My new brother-in-law, I think, knew what had happened the moment we walked through his door. Perhaps it was only that neither of us was maintaining a pretense of aloofness any longer: we engaged in no improper displays of affection, of course, such as young people are prone to nowadays, but I could smile at my husband without fear of overstepping some bound. The sheikh’s wives were there, both of them women I had met only in passing: quiet, thin-faced Yusra, and stocky Iman one step behind her. Three of their children were present as well, including the youth Jafar, who would be fostered in the desert beginning next winter. Mahira finished out the set.
I watched their reactions closely as Suhail told them of our marriage. Yusra made little effort to hide her surprise; Iman, I think, was equally startled, but did a better job of concealing it. Jafar seemed more confused than anything else, while his two younger siblings showed no sign of caring about such tedious matters. Mahira appeared troubled, which did not surprise me, but did dishearten me a little. She had encouraged our friendship; of all of Suhail’s family, I had the best hope of approval and support from her.
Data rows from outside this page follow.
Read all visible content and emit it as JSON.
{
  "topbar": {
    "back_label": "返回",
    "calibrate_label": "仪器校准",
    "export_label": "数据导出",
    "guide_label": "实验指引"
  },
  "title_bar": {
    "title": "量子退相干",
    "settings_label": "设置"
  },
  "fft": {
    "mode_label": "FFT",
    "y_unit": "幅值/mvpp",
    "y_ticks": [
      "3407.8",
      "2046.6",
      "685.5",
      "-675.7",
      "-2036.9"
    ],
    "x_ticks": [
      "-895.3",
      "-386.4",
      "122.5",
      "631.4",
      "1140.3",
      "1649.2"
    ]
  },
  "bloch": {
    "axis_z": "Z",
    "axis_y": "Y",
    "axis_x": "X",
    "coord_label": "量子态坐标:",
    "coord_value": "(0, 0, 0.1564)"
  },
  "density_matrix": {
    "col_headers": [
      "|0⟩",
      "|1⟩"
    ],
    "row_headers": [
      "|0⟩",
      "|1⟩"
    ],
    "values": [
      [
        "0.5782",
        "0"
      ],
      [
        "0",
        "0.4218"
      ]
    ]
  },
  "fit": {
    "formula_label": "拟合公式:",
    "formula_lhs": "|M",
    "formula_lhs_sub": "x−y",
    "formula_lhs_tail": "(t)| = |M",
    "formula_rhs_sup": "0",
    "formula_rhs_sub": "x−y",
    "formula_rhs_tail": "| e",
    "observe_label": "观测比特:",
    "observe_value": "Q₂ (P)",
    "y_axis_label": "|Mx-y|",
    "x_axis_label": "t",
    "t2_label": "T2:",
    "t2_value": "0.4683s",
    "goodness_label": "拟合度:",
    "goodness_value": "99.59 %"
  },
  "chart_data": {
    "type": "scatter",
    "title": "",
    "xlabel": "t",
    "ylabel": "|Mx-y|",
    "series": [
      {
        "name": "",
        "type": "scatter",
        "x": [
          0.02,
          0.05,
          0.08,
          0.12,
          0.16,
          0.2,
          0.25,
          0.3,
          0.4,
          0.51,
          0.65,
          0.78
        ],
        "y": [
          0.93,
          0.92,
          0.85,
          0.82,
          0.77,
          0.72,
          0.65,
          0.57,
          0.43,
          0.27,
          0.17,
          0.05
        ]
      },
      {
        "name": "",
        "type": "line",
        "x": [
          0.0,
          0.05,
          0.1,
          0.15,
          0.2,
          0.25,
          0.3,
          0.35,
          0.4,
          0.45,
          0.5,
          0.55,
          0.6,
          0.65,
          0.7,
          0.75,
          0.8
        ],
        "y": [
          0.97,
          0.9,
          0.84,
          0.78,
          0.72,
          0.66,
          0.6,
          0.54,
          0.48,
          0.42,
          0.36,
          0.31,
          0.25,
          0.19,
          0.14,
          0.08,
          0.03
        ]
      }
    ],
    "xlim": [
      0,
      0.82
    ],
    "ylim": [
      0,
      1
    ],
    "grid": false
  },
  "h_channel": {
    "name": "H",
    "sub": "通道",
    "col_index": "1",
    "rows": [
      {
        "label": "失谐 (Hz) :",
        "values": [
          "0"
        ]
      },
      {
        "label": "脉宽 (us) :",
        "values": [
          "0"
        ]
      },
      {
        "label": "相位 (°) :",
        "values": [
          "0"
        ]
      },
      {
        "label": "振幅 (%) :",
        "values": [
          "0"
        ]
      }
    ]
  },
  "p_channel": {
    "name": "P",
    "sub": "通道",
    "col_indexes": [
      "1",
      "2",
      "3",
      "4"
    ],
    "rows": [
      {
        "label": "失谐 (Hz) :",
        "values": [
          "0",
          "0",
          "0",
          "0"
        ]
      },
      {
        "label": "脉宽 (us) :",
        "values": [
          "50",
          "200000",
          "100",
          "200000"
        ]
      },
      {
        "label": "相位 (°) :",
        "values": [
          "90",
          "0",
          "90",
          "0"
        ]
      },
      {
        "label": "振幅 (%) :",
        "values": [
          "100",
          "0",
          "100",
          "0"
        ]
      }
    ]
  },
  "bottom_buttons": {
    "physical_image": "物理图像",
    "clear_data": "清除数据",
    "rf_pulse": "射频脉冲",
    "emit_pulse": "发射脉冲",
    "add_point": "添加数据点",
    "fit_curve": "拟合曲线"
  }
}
But of course she was also the most pious of them all, and I suspected—rightly, as it turned out—that her mind had immediately gone to matters religious. It is permitted for an Amaneen man to wed a Segulist woman, but that does not mean the road is an easy one.
You may imagine for yourself how Husam reacted. He did not rage; in a way it might have been better if he had. Instead he maintained a stony composure, suitable for the presence of an outsider—which is to say, myself. This composure, however, did not prevent him from making his disapproval plain.
I did what I could to mollify him. “I have greatly esteemed your brother since I first met him,” I said, omitting a reminder of where and how that had occurred so as to spare Husam’s sensibilities. He certainly would not want to know that my very first sight of Suhail had been when he was shirtless and diving off a cliff. “He is one of the cleverest men I know, and both brave and kind. Your tribe has given tremendous support to our work
at Dar al-Tannaneen; it is fitting, I think, that the friendship of our nations be sealed in this fashion.”
That last may have been laying it on with a trowel. Husam’s brows drew together so swiftly I almost felt the breeze. I was happy to let Suhail take over then, telling the tale of how we reached this point and answering their concerns—for after all, he knew his kin far better than I.
The tension was made worse by my still-imperfect command of Akhian, which meant that much of the swift-moving conversation passed me by. I sat quietly, hands knotted together, trying to read expressions without being obvious about it. When Suhail suggested I should return to handle matters at Dar al-Tannaneen, I accepted with relief, even though I had a suspicion my departure was intended to give them a chance to shout at one another in privacy.
But I reassured myself as I left. What could Husam do? He had no power to mandate his brother’s divorce—and even if he did, doing so would have created even more scandal than we already had.
Oh yes, there was scandal. The initial stages of it are difficult to recall now; they have been thoroughly overwritten by the romantic version that followed. Any time a man and a woman wed in haste, people’s minds inevitably leap to the assumption that he has assaulted (or she surrendered) her virtue, and that the natural result of this will be arriving within the year. Such was not the case with me, of course: I assure you that while I do sometimes elide details of my activities in this tale, I have not left out that. But it would be months before anyone would believe I was not so burdened—months in which rumour, already quite energetic, could get the bit between its teeth and race off for the hills. One particularly nasty bit of gossip said it was not Suhail who had dishonoured me, but someone among the Banu Safr; and he was showing pity on me by taking me under his wing. Had I known who began that tale, I would have chased them down and given them a very sharp piece of my mind.